As I sit writing today, I’m coming off an adrenaline high. Two weeks ago I had similar feelings after taking on a German Shepherd. But Today I’m taking on my newspaper.
This morning at the breakfast table I was enjoying the comic strips as usual. To the right our paper often runs entertainment features. Today’s fare was beyond belief. "‘Shortbus’ among films that straddle line between porn, art," the headline reads. They had chosen to run an AP review of a number of films that straddle the line between pornography and art.
Just the first two paragraphs contained enough sexual content to make me blush. I just hope that my kids didn’t read it. In fact, I was pretty astounded that the editors decided to run such content right next to the comic strips – a section that children love to read.
So I placed a call to the paper. Charles McCullom, the managing editor, listened as I explained that our family loves reading the newspaper. We eat our breakfast and read the paper every morning. My kids (a 12-year-old son, and 10- and 7-year-old daughters) argue over who will get the comic section first. I expressed my disappointment at the content they ran right next to the comic strips.
Mr. McCullom was unapologetic. He acknowledged that the woman who chooses what content goes in that section had to edit the titles of the reviewed films due to their graphic nature. And yet he thought the article contained relevant information for his readers.
I acknowledged his right to publish what might appeal to his readership, I just asked him to consider where it was located. I pointed out that their Friday insert with art, theatrical productions, wine reviews, movie reviews and other entertainment options might have been a better fit. (My kids never even give that section a second glance.) He told me, "I cannot guarantee that you won’t ever be offended by what you read in our paper." That was as close as he came to offering consolation.

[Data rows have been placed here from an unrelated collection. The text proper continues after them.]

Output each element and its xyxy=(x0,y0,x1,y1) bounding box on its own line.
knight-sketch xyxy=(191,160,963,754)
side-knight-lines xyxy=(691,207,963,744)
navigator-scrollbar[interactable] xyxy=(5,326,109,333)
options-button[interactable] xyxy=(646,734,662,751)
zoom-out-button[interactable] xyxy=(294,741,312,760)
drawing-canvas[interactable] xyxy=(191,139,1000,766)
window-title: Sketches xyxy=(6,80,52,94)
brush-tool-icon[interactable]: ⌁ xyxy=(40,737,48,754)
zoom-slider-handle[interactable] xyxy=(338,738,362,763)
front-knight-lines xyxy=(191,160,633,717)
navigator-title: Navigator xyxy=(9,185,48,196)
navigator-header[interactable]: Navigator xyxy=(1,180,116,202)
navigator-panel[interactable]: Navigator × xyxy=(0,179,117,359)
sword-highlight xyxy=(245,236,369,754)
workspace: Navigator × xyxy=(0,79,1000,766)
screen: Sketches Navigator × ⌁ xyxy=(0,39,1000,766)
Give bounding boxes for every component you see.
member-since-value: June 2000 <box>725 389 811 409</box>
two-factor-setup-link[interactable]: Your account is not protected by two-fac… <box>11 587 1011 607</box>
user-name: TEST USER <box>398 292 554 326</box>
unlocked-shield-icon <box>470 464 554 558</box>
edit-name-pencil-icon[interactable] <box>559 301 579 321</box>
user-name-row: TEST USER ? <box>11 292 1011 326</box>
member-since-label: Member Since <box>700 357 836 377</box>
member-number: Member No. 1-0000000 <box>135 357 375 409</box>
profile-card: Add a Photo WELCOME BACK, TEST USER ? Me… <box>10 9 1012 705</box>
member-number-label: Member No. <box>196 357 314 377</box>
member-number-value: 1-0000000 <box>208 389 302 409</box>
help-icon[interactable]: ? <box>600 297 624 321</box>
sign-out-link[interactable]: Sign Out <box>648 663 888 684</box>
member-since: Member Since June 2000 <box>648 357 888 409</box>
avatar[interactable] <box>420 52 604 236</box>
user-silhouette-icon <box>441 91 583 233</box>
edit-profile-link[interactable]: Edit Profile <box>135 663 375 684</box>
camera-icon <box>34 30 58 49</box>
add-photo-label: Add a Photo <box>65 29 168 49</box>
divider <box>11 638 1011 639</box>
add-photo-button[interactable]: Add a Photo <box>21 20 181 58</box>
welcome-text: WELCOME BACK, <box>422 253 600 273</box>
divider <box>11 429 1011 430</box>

So I decided to console myself. If Mr. McCullom thought that as a single newspaper subscriber I had no pull, he was wrong. I dug my newspaper out of the recycle bin and jotted down the names and numbers of the businesses who ran ads in the paper today. I’ve spent the last hour calling the local businesses, telling them that I noticed their ad in the paper today and wanted to draw their attention to the content that was printed in today’s edition next to the comic strips.
The advertisers’ responses have been gratifying. Jeff Price, the manager of Lee’s Marketplace said he’d give them an earful. "Do you want me to have them call and apologize to you?" he asked. "No," I said, "I’d just like them to realize that they do have some responsibility to the community and their readers."
Bryce at U & I Furniture ran a large, colored double-page insert in today’s paper. He wondered what the paper had printed that had me so upset. I told him that I wasn’t comfortable reading it out loud to him. And I'm not. It really is that bad. He said that I’d piqued his curiosity and that he’d be sure to read today’s paper. I appreciated his candor and assured him that I was looking forward to buying new furniture from his store. Rich at Utah Carzz, Gene at Needham’s Jewelers, and Jeff at The Book Table also took my concerns seriously.
I’m hoping that my little tantrum makes a difference. I’m hoping that by having the newspaper’s advertisers talk to them, their editors will listen. I don’t want to cancel my subscription to our newspaper, but I do want to keep my children from being exposed to age-inappropriate material.